In the result we notice two things:

Let’s re-encode the output to see what is going on. We deliberately chose the `y`

values to be powers of 2 so `v*(nrow-nrow/cv)`

should give us the exact rows used in each calculation as bit positions. We can view this as follows.

```
pandas.DataFrame({
'blocks':
[format(int(v*(nrow-nrow/cv)), '#0' + str(nrow+2) + 'b') for v in ests1]
})
```

blocks | |
---|---|

0 | 0b111111111100000 |

1 | 0b111111111100000 |

2 | 0b111111111100000 |

3 | 0b111111111100000 |

4 | 0b111111111100000 |

5 | 0b111110000011111 |

6 | 0b111110000011111 |

7 | 0b111110000011111 |

8 | 0b111110000011111 |

9 | 0b111110000011111 |

10 | 0b000001111111111 |

11 | 0b000001111111111 |

12 | 0b000001111111111 |

13 | 0b000001111111111 |

14 | 0b000001111111111 |

The first row indicates it was derived from all rows except the first 5 (as the 5 lowest bit positions are zero). In fact the first five rows are all calculated in this manner. So we have 3-way cross validation (each row is calculated using 2/3rds of the data), but in consecutive blocks.

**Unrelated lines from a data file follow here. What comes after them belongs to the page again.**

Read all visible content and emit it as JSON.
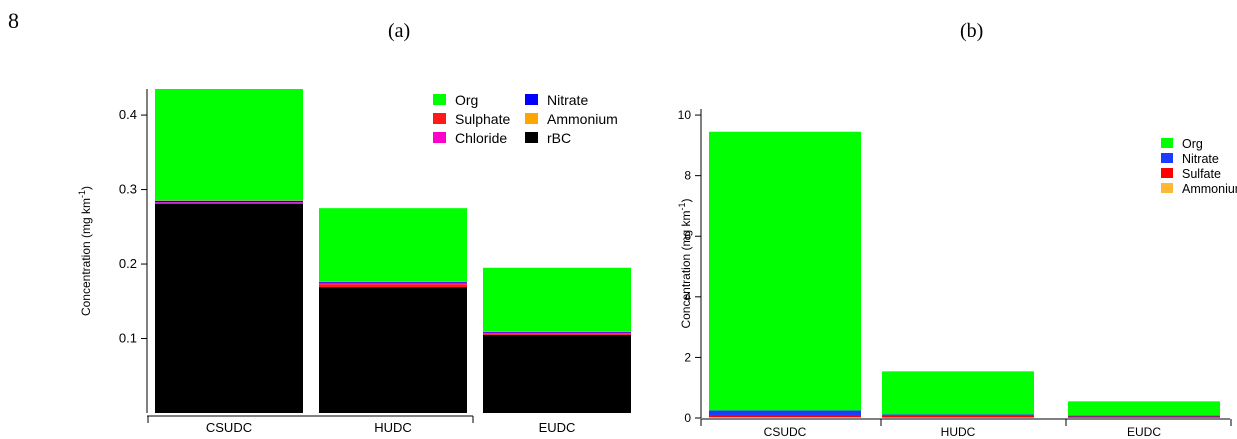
{
  "page_number": "8",
  "panels": [
    {
      "label": "(a)"
    },
    {
      "label": "(b)"
    }
  ],
  "chart_data": [
    {
      "type": "bar",
      "stacked": true,
      "categories": [
        "CSUDC",
        "HUDC",
        "EUDC"
      ],
      "ylabel": "Concentration (mg km",
      "ylabel_sup": "-1",
      "ylabel_close": ")",
      "ylim": [
        0,
        0.435
      ],
      "yticks": [
        0.1,
        0.2,
        0.3,
        0.4
      ],
      "ytick_labels": [
        "0.1",
        "0.2",
        "0.3",
        "0.4"
      ],
      "legend_position": "top-right",
      "series": [
        {
          "name": "rBC",
          "color": "#000000",
          "values": [
            0.281,
            0.169,
            0.105
          ]
        },
        {
          "name": "Sulphate",
          "color": "#ff1a1a",
          "values": [
            0.001,
            0.004,
            0.002
          ]
        },
        {
          "name": "Chloride",
          "color": "#ff00cc",
          "values": [
            0.001,
            0.002,
            0.001
          ]
        },
        {
          "name": "Nitrate",
          "color": "#0000ff",
          "values": [
            0.002,
            0.001,
            0.001
          ]
        },
        {
          "name": "Ammonium",
          "color": "#ffa500",
          "values": [
            0.0005,
            0.0005,
            0.0005
          ]
        },
        {
          "name": "Org",
          "color": "#00ff00",
          "values": [
            0.1495,
            0.0985,
            0.0855
          ]
        }
      ],
      "legend_order": [
        "Org",
        "Nitrate",
        "Sulphate",
        "Ammonium",
        "Chloride",
        "rBC"
      ]
    },
    {
      "type": "bar",
      "stacked": true,
      "categories": [
        "CSUDC",
        "HUDC",
        "EUDC"
      ],
      "ylabel": "Concentration (mg km",
      "ylabel_sup": "-1",
      "ylabel_close": ")",
      "ylim": [
        0,
        10.2
      ],
      "yticks": [
        0,
        2,
        4,
        6,
        8,
        10
      ],
      "ytick_labels": [
        "0",
        "2",
        "4",
        "6",
        "8",
        "10"
      ],
      "legend_position": "right",
      "series": [
        {
          "name": "Ammonium",
          "color": "#ffb833",
          "values": [
            0.03,
            0.02,
            0.01
          ]
        },
        {
          "name": "Sulfate",
          "color": "#ff0000",
          "values": [
            0.07,
            0.06,
            0.04
          ]
        },
        {
          "name": "Nitrate",
          "color": "#1a3cff",
          "values": [
            0.15,
            0.04,
            0.03
          ]
        },
        {
          "name": "Org",
          "color": "#00ff00",
          "values": [
            9.2,
            1.42,
            0.47
          ]
        }
      ],
      "legend_order": [
        "Org",
        "Nitrate",
        "Sulfate",
        "Ammonium"
      ]
    }
  ]
}
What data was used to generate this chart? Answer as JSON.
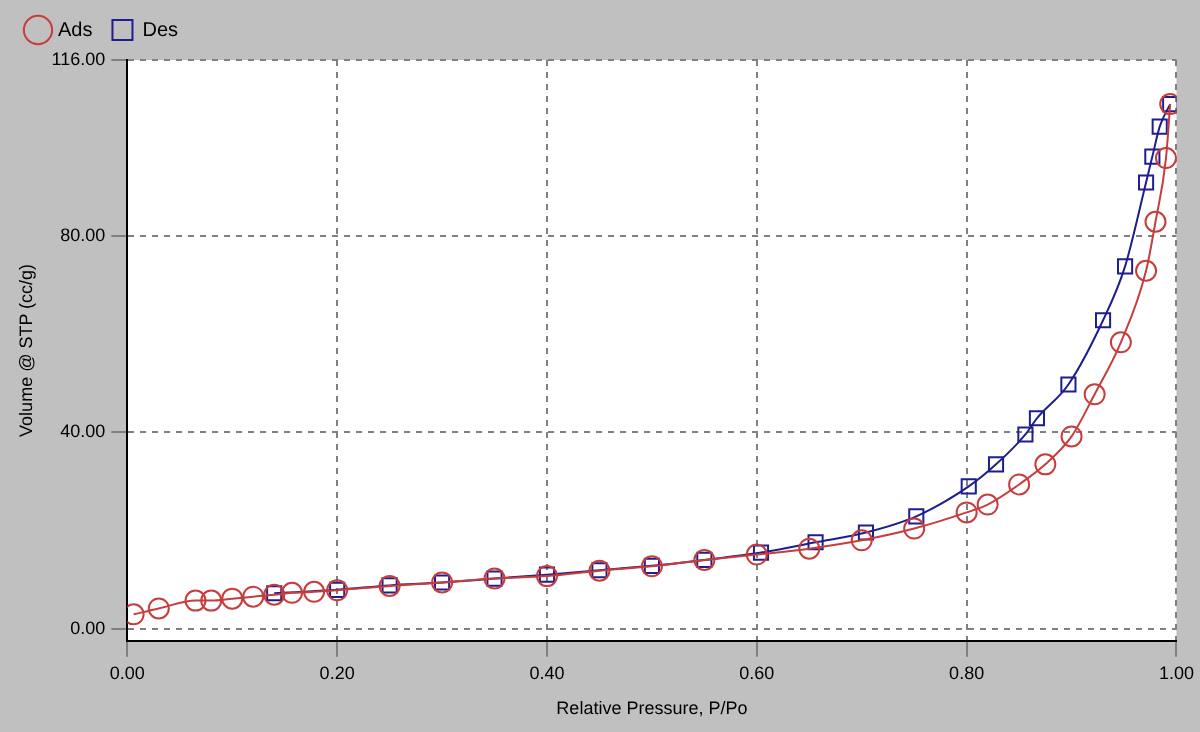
{
  "chart_data": {
    "type": "line",
    "xlabel": "Relative Pressure, P/Po",
    "ylabel": "Volume @ STP (cc/g)",
    "xlim": [
      0,
      1
    ],
    "ylim": [
      -2.5,
      116
    ],
    "xticks": [
      {
        "value": 0,
        "label": "0.00"
      },
      {
        "value": 0.2,
        "label": "0.20"
      },
      {
        "value": 0.4,
        "label": "0.40"
      },
      {
        "value": 0.6,
        "label": "0.60"
      },
      {
        "value": 0.8,
        "label": "0.80"
      },
      {
        "value": 1,
        "label": "1.00"
      }
    ],
    "yticks": [
      {
        "value": 0,
        "label": "0.00"
      },
      {
        "value": 40,
        "label": "40.00"
      },
      {
        "value": 80,
        "label": "80.00"
      },
      {
        "value": 116,
        "label": "116.00"
      }
    ],
    "grid": true,
    "legend": "top left",
    "line_style": "solid",
    "series": [
      {
        "name": "Ads",
        "color": "#c83c3c",
        "marker": "circle",
        "x": [
          0.006,
          0.03,
          0.065,
          0.08,
          0.1,
          0.12,
          0.14,
          0.157,
          0.178,
          0.2,
          0.25,
          0.3,
          0.35,
          0.4,
          0.45,
          0.5,
          0.55,
          0.6,
          0.65,
          0.7,
          0.75,
          0.8,
          0.82,
          0.85,
          0.875,
          0.9,
          0.922,
          0.947,
          0.971,
          0.98,
          0.99,
          0.994
        ],
        "values": [
          2.9,
          4.1,
          5.7,
          5.7,
          6.1,
          6.5,
          6.9,
          7.3,
          7.5,
          7.8,
          8.7,
          9.4,
          10.2,
          10.7,
          11.8,
          12.7,
          14,
          15.1,
          16.3,
          18,
          20.4,
          23.7,
          25.3,
          29.4,
          33.5,
          39.2,
          47.8,
          58.4,
          73,
          83,
          96,
          107
        ]
      },
      {
        "name": "Des",
        "color": "#1e1e8c",
        "marker": "square",
        "x": [
          0.994,
          0.984,
          0.977,
          0.971,
          0.951,
          0.93,
          0.897,
          0.867,
          0.856,
          0.828,
          0.802,
          0.752,
          0.704,
          0.656,
          0.604,
          0.55,
          0.5,
          0.45,
          0.4,
          0.35,
          0.3,
          0.25,
          0.2,
          0.14
        ],
        "values": [
          107,
          102.4,
          96.3,
          91,
          73.9,
          62.9,
          49.8,
          42.9,
          39.6,
          33.5,
          29,
          22.9,
          19.6,
          17.6,
          15.5,
          14,
          12.8,
          11.9,
          11,
          10.2,
          9.4,
          8.8,
          7.9,
          7.2
        ]
      }
    ]
  }
}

This happens because `sklearn.model_selection.cross_val_predict`

defaults to using one of `klearn.model_selection.KFold.html`

`sklearn.model_selection.StratifiedKFold`

. These in turn both default to `shuffle=False`

, which explains the observed behavior.

This is “as expected” in the sense it is clearly documented. It is however, not how a statistician would expect k-fold cross validation to work for a small k.

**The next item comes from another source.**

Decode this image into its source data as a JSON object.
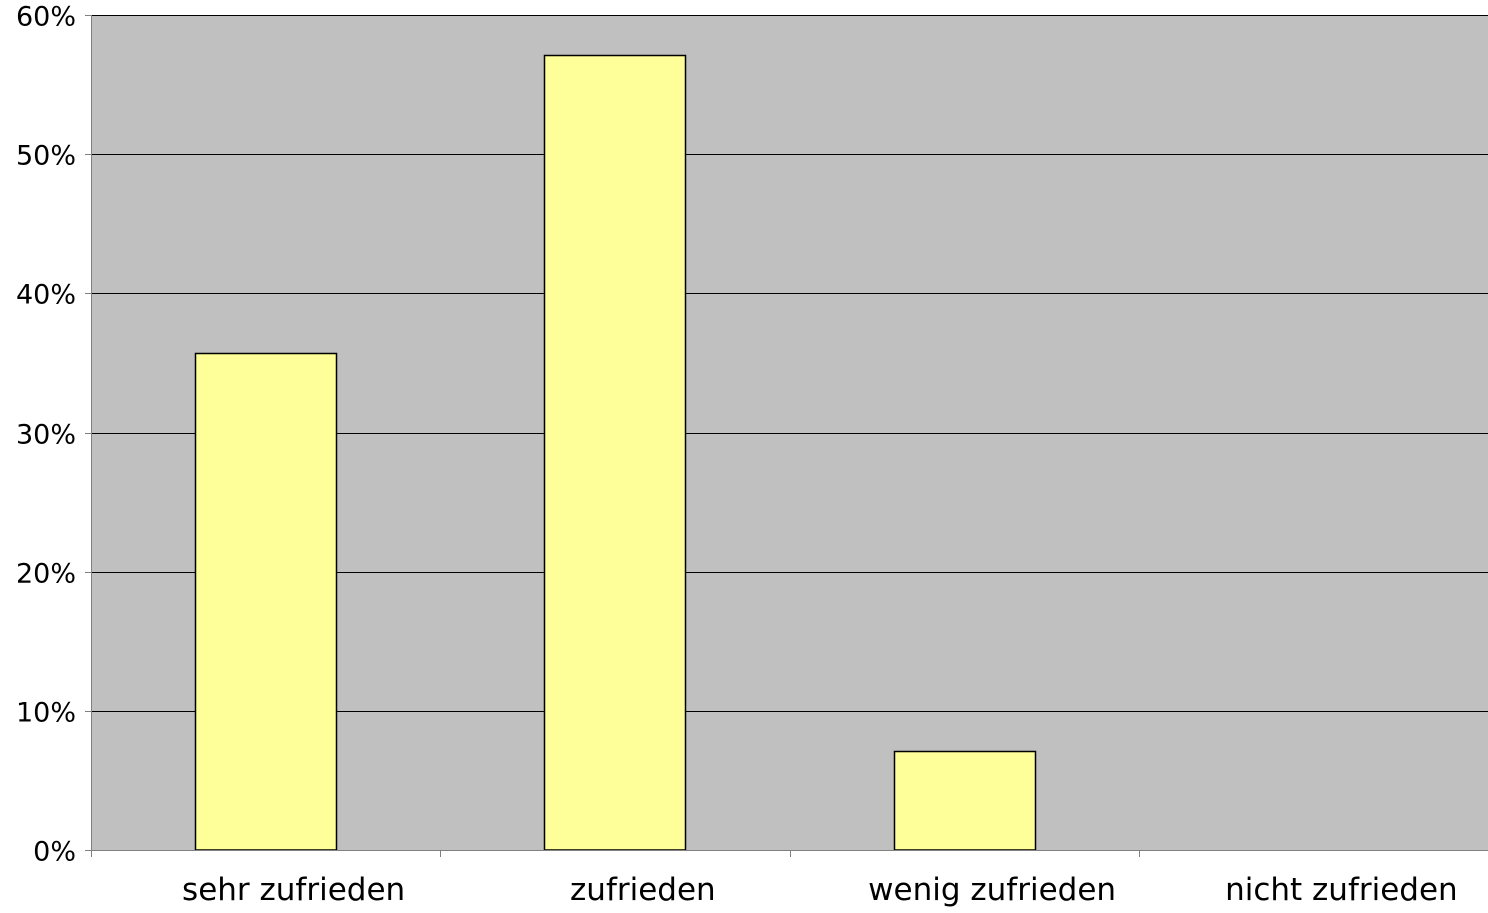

The solution is, as documented, avoid the default by explicitly setting the cross validation strategy. We demonstrate this here.

```
cvstrat = sklearn.model_selection.KFold(shuffle=True, n_splits=3)
ests2 = sklearn.model_selection.cross_val_predict(CopyYMeanTransform(), d, y, cv=cvstrat)
pandas.DataFrame({
'ests2':
[format(int(v*(nrow-nrow/cv)), '#0' + str(nrow+2) + 'b') for v in ests2]
})
```

ests2 | |
---|---|

0 | 0b111101010110110 |

1 | 0b110111111001001 |

2 | 0b110111111001001 |

3 | 0b111101010110110 |

4 | 0b110111111001001 |

5 | 0b110111111001001 |

6 | 0b111101010110110 |

7 | 0b001010101111111 |

8 | 0b111101010110110 |

9 | 0b001010101111111 |

10 | 0b111101010110110 |

11 | 0b001010101111111 |

12 | 0b110111111001001 |

13 | 0b001010101111111 |

14 | 0b001010101111111 |

This is still a 3-fold cross validation strategy as there are only 3 distinct calculations made. However the arrangement is now random subject to the important constraint that the `i`

-th row is not in input to the `i`

-th result.

We can also confirm that the shuffle option suffles the cross-validation plan, and not the data set rows.

```
class CopyXTransform(BaseEstimator, TransformerMixin):
def __init__(self):
BaseEstimator.__init__(self)
TransformerMixin.__init__(self)
def fit(self, X, y):
return self
def transform(self, X):
return X.copy()
def fit_transform(self, X, y):
self.fit(X, y)
return self.transform(X)
def predict(self, X):
return self.transform(X)
def fit_predict(self, X, y):
return self.fit_transform(X, y)
preds = sklearn.model_selection.cross_val_predict(
CopyXTransform(), d, y, cv=cvstrat)
pandas.DataFrame(preds)
```

0 | 1 | 2 | |
---|---|---|---|

0 | a | -0.0903059 | 0 |

1 | a | -0.0621276 | 1 |

2 | a | 0.530181 | 2 |

3 | a | -0.769375 | 3 |

4 | a | -2.08285 | 4 |

5 | a | 0.70323 | 5 |

6 | a | 0.404206 | 6 |

7 | a | -0.648879 | 7 |

8 | a | 0.149515 | 8 |

9 | a | -0.697519 | 9 |

10 | a | -0.177883 | 10 |

11 | a | 0.809709 | 11 |

12 | a | 0.956048 | 12 |

13 | a | 0.621239 | 13 |

14 | a | -0.579699 | 14 |

The `CopyXTransform`

copied out the input data in its original order, confirming shuffle shuffles the plan not the data rows.

And that concludes our tip: don’t use default cross validation settings.